The Allegheny County district attorney's office has sent a cease-and-desist letter to a company organized by the former Pittsburgh police chief and four of his subordinates and is examining at least four other side businesses operated by Pittsburgh police officers.
Mike Manko, spokesman for Allegheny County District Attorney Stephen A. Zappala Jr., said the office is focusing on whether the organizers require a valid private detective license for the work they are doing and, if so, whether they have obtained one.
People need to obtain a private detective license when the work they are doing requires them to work with "intelligence information" or "investigative information" as defined under the state law.

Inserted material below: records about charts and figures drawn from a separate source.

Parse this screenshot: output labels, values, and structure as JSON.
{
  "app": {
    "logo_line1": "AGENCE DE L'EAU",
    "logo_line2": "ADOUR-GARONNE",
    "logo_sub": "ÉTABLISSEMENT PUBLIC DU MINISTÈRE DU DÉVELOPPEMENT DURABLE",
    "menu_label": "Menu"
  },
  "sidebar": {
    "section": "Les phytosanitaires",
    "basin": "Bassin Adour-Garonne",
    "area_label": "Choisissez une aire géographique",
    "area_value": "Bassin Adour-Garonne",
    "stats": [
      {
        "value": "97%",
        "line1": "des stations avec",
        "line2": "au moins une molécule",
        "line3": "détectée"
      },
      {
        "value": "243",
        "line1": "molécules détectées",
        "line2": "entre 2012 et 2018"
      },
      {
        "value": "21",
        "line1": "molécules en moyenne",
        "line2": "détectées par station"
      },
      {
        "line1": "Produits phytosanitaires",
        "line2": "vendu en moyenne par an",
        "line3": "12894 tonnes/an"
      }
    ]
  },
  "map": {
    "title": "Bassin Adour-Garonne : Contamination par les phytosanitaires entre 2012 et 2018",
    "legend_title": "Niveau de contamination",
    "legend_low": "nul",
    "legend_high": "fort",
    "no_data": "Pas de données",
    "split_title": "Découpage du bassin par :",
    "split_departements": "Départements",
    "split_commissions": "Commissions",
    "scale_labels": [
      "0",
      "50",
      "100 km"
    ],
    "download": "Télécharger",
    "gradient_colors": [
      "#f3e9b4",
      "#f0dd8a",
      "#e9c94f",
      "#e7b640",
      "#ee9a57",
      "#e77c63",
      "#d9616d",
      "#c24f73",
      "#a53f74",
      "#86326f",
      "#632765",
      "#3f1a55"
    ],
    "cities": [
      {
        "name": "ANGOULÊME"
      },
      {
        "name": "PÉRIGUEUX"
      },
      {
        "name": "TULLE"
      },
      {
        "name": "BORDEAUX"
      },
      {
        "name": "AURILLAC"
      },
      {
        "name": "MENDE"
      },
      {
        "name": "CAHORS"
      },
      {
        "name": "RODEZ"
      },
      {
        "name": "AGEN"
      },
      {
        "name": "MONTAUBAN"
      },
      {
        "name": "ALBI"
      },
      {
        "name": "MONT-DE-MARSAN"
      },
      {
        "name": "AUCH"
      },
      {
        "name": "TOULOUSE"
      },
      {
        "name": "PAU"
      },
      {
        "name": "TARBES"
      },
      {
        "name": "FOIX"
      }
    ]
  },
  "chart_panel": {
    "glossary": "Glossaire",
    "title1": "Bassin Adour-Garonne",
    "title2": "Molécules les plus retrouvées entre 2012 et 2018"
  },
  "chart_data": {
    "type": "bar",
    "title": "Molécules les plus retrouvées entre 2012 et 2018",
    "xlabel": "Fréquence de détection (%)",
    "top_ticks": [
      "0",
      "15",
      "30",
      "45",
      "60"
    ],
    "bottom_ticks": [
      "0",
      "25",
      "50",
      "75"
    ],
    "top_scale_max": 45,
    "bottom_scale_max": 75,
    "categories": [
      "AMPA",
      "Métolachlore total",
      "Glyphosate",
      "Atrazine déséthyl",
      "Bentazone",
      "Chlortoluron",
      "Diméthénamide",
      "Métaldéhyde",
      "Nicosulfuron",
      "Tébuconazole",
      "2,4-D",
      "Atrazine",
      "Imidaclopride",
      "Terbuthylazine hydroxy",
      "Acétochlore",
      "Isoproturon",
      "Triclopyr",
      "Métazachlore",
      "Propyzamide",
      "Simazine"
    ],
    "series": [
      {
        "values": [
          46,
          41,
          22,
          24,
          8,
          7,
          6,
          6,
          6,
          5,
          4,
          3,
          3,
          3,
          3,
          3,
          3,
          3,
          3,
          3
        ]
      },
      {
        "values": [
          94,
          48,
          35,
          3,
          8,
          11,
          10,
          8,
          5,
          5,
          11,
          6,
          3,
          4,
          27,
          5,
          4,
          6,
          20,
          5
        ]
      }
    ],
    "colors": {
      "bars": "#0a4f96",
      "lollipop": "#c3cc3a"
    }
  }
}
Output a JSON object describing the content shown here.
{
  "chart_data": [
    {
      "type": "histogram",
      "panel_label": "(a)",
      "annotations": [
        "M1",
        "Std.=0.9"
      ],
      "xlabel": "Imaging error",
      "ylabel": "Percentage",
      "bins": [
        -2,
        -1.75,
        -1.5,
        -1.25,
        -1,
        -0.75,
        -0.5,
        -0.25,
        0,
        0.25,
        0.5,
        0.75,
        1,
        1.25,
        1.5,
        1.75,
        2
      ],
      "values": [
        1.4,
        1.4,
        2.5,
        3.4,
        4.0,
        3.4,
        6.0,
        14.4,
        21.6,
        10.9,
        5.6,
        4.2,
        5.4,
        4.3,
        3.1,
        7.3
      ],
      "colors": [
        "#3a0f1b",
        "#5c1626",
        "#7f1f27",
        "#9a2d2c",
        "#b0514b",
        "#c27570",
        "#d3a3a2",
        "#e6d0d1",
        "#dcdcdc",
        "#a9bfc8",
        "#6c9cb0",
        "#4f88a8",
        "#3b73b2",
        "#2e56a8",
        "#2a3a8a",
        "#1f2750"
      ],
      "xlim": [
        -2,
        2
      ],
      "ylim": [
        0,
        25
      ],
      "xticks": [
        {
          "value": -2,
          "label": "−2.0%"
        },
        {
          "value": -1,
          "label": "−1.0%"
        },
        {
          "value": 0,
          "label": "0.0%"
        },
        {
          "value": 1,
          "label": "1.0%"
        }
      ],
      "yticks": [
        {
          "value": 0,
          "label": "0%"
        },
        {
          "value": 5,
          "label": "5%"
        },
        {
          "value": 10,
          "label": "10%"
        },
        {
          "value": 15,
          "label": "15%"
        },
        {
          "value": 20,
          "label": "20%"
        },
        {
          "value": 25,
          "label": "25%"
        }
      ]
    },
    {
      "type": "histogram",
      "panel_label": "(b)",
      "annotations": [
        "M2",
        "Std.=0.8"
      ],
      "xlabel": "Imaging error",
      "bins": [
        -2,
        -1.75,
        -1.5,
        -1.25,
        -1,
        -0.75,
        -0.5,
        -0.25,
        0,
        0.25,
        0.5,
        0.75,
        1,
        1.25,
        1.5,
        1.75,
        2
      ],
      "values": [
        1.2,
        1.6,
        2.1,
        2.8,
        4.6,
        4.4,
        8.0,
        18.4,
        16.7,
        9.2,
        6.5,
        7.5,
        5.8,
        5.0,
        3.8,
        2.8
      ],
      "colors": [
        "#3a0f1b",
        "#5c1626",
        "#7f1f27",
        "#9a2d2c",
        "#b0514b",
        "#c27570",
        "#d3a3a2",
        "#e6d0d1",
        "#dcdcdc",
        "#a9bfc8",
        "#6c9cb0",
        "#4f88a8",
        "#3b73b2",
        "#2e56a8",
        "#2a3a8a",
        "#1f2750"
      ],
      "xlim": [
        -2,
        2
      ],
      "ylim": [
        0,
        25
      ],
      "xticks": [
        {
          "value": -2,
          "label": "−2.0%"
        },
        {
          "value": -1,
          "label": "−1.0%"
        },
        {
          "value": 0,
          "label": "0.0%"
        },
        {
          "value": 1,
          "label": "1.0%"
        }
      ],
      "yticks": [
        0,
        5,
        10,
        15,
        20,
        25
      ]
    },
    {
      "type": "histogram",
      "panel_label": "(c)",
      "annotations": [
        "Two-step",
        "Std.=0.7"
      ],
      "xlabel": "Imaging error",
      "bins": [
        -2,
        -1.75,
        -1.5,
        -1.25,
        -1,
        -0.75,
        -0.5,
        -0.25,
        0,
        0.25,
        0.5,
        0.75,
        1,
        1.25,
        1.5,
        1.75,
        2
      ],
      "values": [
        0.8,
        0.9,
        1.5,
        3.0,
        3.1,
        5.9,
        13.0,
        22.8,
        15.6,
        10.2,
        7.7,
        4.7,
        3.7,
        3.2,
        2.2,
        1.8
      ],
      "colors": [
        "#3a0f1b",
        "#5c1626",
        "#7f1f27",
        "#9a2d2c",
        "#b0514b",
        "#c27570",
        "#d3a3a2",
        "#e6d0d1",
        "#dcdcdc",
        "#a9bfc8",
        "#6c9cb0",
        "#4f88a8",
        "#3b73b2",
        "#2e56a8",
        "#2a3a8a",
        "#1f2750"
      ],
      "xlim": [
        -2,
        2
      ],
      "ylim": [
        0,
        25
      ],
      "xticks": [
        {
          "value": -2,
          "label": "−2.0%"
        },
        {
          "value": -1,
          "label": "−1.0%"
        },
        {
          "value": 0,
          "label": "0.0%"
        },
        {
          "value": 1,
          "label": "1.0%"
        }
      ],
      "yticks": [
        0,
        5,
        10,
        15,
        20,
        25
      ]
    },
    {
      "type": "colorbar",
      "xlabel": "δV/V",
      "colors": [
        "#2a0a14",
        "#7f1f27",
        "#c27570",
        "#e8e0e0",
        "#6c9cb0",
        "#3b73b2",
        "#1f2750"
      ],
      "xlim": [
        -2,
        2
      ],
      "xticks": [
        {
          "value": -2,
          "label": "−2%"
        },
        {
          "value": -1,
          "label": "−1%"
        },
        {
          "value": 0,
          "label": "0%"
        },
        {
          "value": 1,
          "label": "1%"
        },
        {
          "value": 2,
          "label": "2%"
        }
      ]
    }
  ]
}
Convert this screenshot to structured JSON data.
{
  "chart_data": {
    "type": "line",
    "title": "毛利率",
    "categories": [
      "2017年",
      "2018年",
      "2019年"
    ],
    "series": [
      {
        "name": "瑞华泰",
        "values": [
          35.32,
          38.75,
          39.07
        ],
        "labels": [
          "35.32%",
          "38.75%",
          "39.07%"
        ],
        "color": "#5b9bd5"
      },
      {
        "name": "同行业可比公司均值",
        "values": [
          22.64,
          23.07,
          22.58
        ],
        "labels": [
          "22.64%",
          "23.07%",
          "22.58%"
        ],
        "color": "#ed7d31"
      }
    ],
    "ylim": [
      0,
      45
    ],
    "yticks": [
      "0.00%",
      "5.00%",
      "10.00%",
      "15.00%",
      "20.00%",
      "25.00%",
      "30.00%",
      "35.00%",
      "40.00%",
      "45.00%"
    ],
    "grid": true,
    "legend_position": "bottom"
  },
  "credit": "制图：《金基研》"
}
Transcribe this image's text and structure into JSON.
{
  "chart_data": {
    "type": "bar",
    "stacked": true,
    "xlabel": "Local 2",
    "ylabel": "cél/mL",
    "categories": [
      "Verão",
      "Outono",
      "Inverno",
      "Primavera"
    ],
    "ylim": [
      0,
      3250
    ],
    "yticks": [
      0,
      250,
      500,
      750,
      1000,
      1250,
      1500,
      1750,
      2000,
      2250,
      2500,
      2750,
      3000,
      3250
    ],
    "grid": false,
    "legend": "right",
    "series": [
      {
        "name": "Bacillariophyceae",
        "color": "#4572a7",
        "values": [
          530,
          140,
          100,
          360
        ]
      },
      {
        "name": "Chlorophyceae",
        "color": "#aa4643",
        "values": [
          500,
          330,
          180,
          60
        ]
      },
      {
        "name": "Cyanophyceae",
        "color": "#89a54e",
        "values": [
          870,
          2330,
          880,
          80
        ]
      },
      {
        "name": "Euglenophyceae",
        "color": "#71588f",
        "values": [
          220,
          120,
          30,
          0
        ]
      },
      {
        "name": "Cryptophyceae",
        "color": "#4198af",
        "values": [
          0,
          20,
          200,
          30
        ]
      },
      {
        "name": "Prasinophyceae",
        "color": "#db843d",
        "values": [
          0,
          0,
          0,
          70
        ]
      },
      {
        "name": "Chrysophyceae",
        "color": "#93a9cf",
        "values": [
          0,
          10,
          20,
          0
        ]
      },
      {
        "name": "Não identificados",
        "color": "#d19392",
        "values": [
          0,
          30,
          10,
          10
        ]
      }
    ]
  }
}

Mr. Manko said the district attorney's office sent a cease-and-desist letter to Diverse Public Safety Consultants last month -- shortly after the Pittsburgh Post-Gazette first reported that former police Chief Nate Harper, Cmdr. Eric Holmes, Sgt. Barry Budd, Officer Tonya Montgomery-Ford and civilian Tamara Davis organized the business in 2012.
Warner Macklin III, a spokesman for Officer Montgomery-Ford and Ms. Davis, said he was not aware of such a letter.
Mr. Manko said the district attorney's office has also learned of four other businesses operated by Pittsburgh police officers. He said the head of security at Highmark alerted the office to Kincaid Security LLC, a company connected to Zone 5 Sgt. Charles Henderson that provides security services to Highmark.
Investigators also plan to review Evans Polygraph Services Inc., run by homicide detective Scott Evans; L&N Security Services LLC, run by officer Martin Link; and Pittsburgh Collision and Reconstructive Services Inc., run by Sgt. Daniel Connolly, who oversees the bureau's accident investigations.
Sgt. Connolly said he consulted with the city solicitor's office before opening his business and is working with the district attorney's office to "make sure I did everything right."